Rattes Geschichte geht so: Als Ratte dreizehn war, hat sie sich in einen siebzehnjährigen Klarinettenspieler aus der Musikkapelle verliebt. Mit dem schlief sie dann auch prompt, ihr erstes Mal. Das erzählte sie uns drei Jahre später. Sie war neu in unserer Klasse, sie hatte es von der Realschule auf unser Gymnasium geschafft. Ich fragte nicht, wie es war, mit dem Klarinettenspieler zu schlafen, und ich sagte ihr nicht, dass ich noch nicht, und bei Paul konnte sie sich das wahrscheinlich denken. Bei mir wahrscheinlich auch.

Der Sex mit dem Klarinettenspieler brachte Ratte eine Erkenntnis, für die andere Jahrzehnte brauchen oder ein ganzes Leben:

«Das mit der Liebe kann eine Einbahnstraße sein, und Sex ist kein Richtungsschild in Sachen Liebe.»

Das sagte Ratte so zu uns, in diesen fertigen Sätzen, und ich wollte sie fragen, ob sie das damals schon so formuliert hat, in genau diesen Postkartensätzen, mit dreizehn. Ich fragte sie dann lieber nicht, weil ich, ich wusste nicht so viel über Sex oder Liebe. Über Liebe wüsste sie auch nicht viel, sagte Ratte, obwohl ich sie nichts gefragt hatte, aber das mit dem Sex. Da sie schon dabei war, hatte Ratte gedacht, warum denn nicht, vielleicht hatte sie das auch eher gefühlt, und so schlief sie sich querbeet durch die Betten, wie sie sagte. Jungs und Mädchen, und alles andere auch, fügte sie noch hinzu, und ich fragte dann natürlich doch, was soll denn bitte alles andere sein, und sie lachte, weil sie gern ein Geheimnis ist. Weil sie gern ein Geheimnis wäre. So geht Ratte.

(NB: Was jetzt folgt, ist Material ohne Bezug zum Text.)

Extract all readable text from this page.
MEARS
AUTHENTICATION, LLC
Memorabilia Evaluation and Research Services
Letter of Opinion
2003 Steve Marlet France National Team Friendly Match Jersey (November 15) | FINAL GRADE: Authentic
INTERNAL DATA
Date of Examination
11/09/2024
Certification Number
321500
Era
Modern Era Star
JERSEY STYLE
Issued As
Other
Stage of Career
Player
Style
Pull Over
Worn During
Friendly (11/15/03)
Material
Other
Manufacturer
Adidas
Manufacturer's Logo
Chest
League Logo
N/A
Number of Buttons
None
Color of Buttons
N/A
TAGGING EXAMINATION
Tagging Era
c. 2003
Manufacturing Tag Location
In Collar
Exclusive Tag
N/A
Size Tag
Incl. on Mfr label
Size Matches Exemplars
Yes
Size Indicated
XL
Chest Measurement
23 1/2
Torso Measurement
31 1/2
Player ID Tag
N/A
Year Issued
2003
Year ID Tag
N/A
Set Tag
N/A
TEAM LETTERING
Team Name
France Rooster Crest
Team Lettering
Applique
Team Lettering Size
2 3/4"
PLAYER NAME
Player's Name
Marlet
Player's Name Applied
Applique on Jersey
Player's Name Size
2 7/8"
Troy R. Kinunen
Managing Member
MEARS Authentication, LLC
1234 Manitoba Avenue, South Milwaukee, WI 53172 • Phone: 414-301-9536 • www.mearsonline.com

Nachdem Ratte mit allem, was ihr interessant erschien, geschlafen hatte, so sagte sie, allem mit einem m, nicht mit einem n, beschloss sie, später etwas werden zu wollen, nämlich Ärztin. Sie fing an, für die Schule zu lernen, und lernte sich bis zum Gymnasium durch, und sie beschloss, etwas Ruhe zu finden, so nannte sie das, obwohl sie gerade mal sechzehn war. Das ist kein Kompliment, aber ich glaube, es ist der Grund, warum sie mit mir und Paul befreundet ist. Wir sind die Ruhe, die sie sucht. Dabei wollten wir nie ihre Ruhe sein.